Esse é o local com a datação mais antiga, de 115 mil anos, feita a partir de uma camada de rocha que recobria os restos arqueológicos, formada quando a água que passava pelas paredes dissolvia minerais e os depositava, o que significa que a camada é mais recente do que os objetos embaixo dela. Com o passar do tempo, átomos do elemento químico urânio presentes nessa rocha vão se transformando em outros elementos, o que permite a datação.

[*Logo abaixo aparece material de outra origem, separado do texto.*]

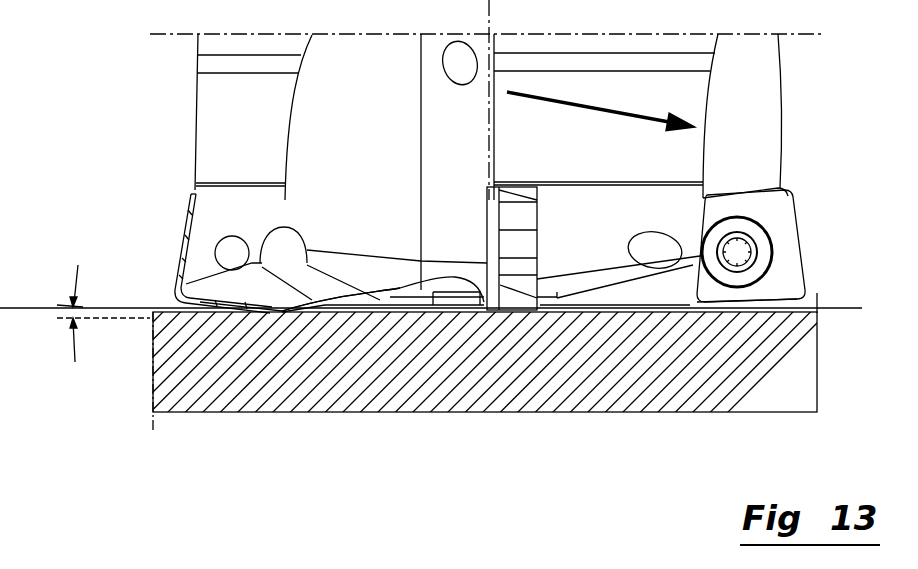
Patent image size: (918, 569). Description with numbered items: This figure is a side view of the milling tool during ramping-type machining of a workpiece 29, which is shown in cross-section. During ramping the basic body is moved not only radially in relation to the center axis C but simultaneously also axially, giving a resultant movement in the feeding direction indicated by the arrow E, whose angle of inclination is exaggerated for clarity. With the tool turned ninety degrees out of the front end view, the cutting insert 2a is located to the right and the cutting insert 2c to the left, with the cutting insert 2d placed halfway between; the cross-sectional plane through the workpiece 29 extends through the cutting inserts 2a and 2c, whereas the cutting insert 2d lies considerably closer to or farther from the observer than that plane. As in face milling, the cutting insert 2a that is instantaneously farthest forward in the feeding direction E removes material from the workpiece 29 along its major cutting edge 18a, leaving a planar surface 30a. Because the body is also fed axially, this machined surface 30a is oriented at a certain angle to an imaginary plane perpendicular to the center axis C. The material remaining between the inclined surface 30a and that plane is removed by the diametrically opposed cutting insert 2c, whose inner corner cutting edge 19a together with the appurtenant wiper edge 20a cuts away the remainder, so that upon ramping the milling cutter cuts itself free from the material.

Já em La Pasiega, no norte da Espanha, há uma estranha figura geométrica em vermelho, lembrando uma escada, enquanto em Maltravieso, perto de Cáceres, o mesmo tipo de tinta foi usada para marcar o contorno de uma mão; finalmente, em Ardales, na Andaluzia, grandes formações calcárias também foram parcialmente pintadas de vermelho. As pinturas foram cobertas por uma leve camada natural de carbonato (de novo, mais recente que as imagens), o que permitiu a datação pelo mesmo método do urânio.
Como interpretar o fato de que as imagens, em geral, não representam figuras como a arte pré-histórica posterior? "Não vejo nenhum significado especial, a não ser o de que as primeiras formas de representação material de símbolos talvez tenham sido de tipo abstrato, geométrico", diz Zilhão.
Embora a genômica tenha demonstrado que houve miscigenação entre humanos modernos e neandertais, com uma pequena porém significativa contribuição do DNA deles para os atuais povos de origem europeia e asiática, o fato de que eles acabaram por desaparecer como espécie, mesmo com as novas evidências, poderia indicar que há uma diferença cognitiva importante entre eles e nós. Ao menos é o que conclui Jean-Jacques Hublin, paleoantropólogo do Instituto Max Planck que não participou do estudo. "As descobertas reduzem a lacuna entre as duas espécies. Mas os seres humanos modernos os substituíram, e houve razões para isso", declarou Hublin à "Scienc".
Zilhão discorda. "Muitos povos desapareceram ou vão desaparecer. É porque eram ou são cognitivamente inferiores? Por acaso, era essa a explicação que davam os poderes coloniais oitocentistas para justificar o extermínio de povos indígenas", argumenta, apontando que a própria assimilação genética dos neandertais à nossa espécie contraria esse tipo de ideia.